On this, indeed, I think we'll get back to you, Sebastian, and certainly Salil, about new forms of resilience and resistance.

That's the topic really of the of the panel.

But Suti would you like to say a few words about how woman you've been working with have been able to resist and go through all that this year?

Well, yes, to begin with, my specialisation is a very different area from the garment industry.

I've been working in the areas of informal entertainment and sex industry for the last few years.

But having said so, you know, last year I was a part of the DFI project which was conducted in India, in Bangladesh alongside the Leila and Tamzin, that was when the pandemic started and the lockdown kicked in in India.

At that point of time, we spoke to around 20 women working in the informal garment sector, also kind of catering to informal garment factories in and around Delhi.

And at that point of time, it was the early days.

And I'm talking about the resilience.

There was a kind of hope that things will get better, you know, and and some women, of course, of the past with a bit of time, received some kind of money from the government in support.

Welfare five hundred rupees.

But I spoke to a group of women yesterday and today, leading up to this talk.

So the situation on the ground at the moment, as for the women are concerned, is really, really bad, because it seems that since the since last few months, the factories have stopped hiring women, you know, and that the demand for piece, piece workers and than permanent workers and the demand for workers also very less.

And because of wage for most women who are single mothers or living in families who are not able to go back to the to the towns, the entire situation and the second lock down kicking in, they're not really sure how they're going to survive because there are no jobs.

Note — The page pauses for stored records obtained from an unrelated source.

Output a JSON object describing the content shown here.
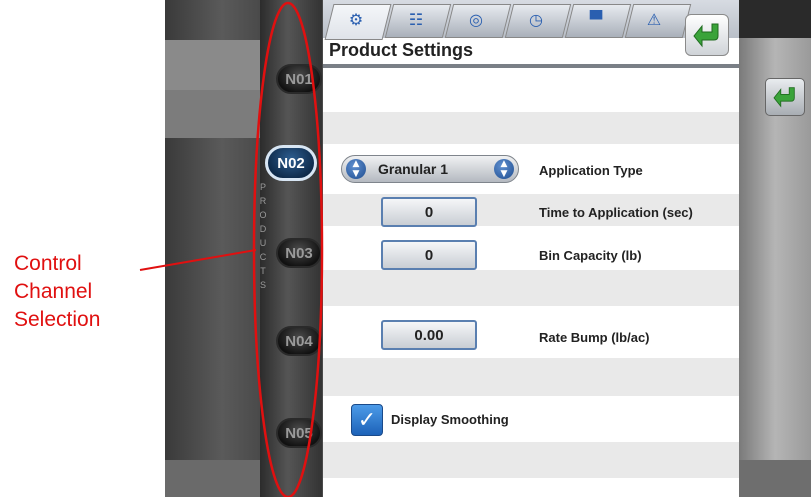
{
  "annotation": {
    "lines": [
      "Control",
      "Channel",
      "Selection"
    ],
    "color": "#e01010"
  },
  "rail": {
    "vertical_text": "PRODUCTS"
  },
  "products": [
    {
      "label": "N01",
      "active": false
    },
    {
      "label": "N02",
      "active": true
    },
    {
      "label": "N03",
      "active": false
    },
    {
      "label": "N04",
      "active": false
    },
    {
      "label": "N05",
      "active": false
    }
  ],
  "tabs": [
    {
      "icon": "planter-icon"
    },
    {
      "icon": "sections-icon"
    },
    {
      "icon": "search-icon"
    },
    {
      "icon": "clock-icon"
    },
    {
      "icon": "display-icon"
    },
    {
      "icon": "warning-icon"
    }
  ],
  "panel": {
    "title": "Product Settings",
    "application_type": {
      "value": "Granular 1",
      "label": "Application Type"
    },
    "time_to_application": {
      "value": "0",
      "label": "Time to Application (sec)"
    },
    "bin_capacity": {
      "value": "0",
      "label": "Bin Capacity (lb)"
    },
    "rate_bump": {
      "value": "0.00",
      "label": "Rate Bump  (lb/ac)"
    },
    "display_smoothing": {
      "label": "Display Smoothing",
      "checked": true
    }
  },
  "colors": {
    "accent_blue": "#1d62b8",
    "back_arrow_green": "#3aa33a"
  }
}
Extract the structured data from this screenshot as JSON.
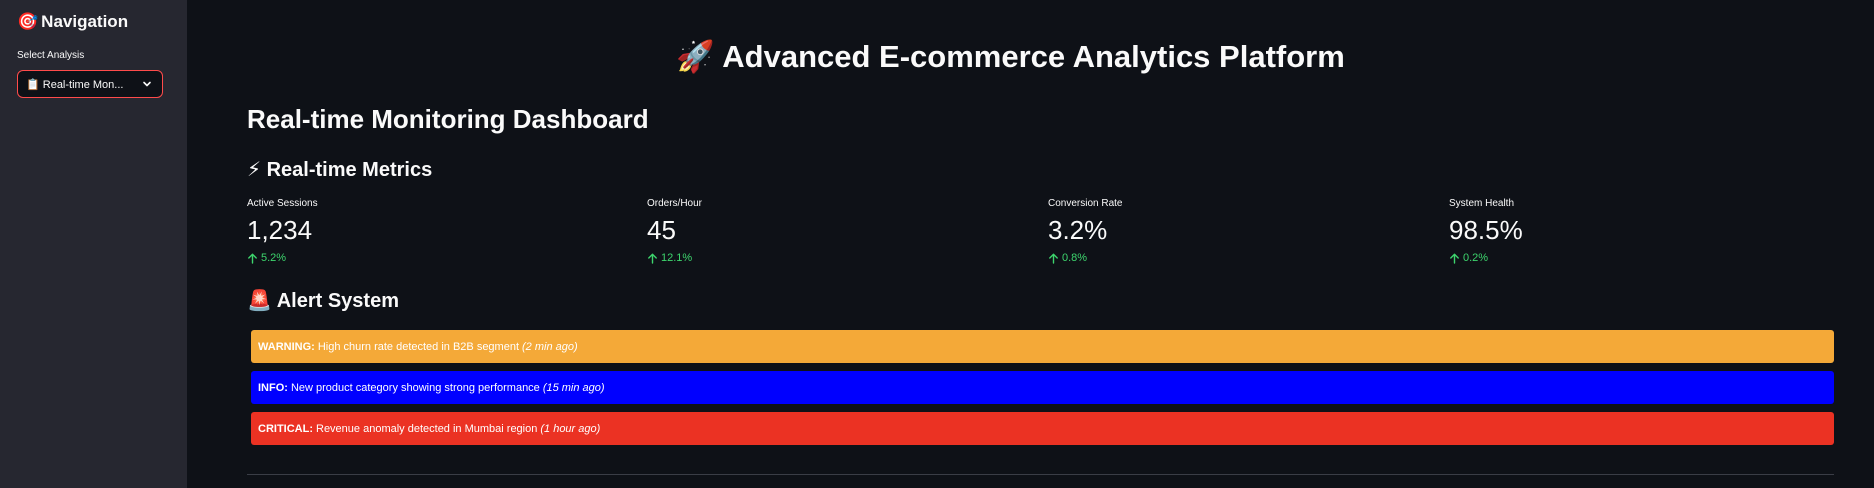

And we tend to talk about resilience and resilience, you know, from my own experience of having worked with the women working in the informal entertainment sector, that we tend to see that in the informal groupings of unions, of informal unions, of women tend to build up the resilience in the sense that is it is a process.

This is a question of adaptability and transformation.

And it's also about kind of you might have enough strength to deal with certain situations.

Tamsin mentioned about savings.

And if you have a certain kind of savings, well, you might be resilient if you have land or a place to go home, but then externally it has to be supported.

You know, in terms of the sex industry, you know, if there's a violence women theycome together and help each other.

But that's for the garment sector is concerned.

No such systems exist.

There's no informal way to support the women who are working in this industry.

And also, we tend to talk a lot about big brands.

You know, we always the reference point is Rana Plaza, but in the Indian context the little that I know what the garment sector, there's another layer within the garment industry, that is the local factories that produces clothes for the big masses here.

And that's where the abuse takes place.

You can, you know, hold the big brands accountable.

To an extent.

There might be some pressure, but what about the you know, the big chunk of the informal places where women work and and there's a lot of exploitation going on as we speak and because of which there's also kind of what we have seen in the last few months is the illegal trafficking of women not working for the garment industry as well in and around Delhi.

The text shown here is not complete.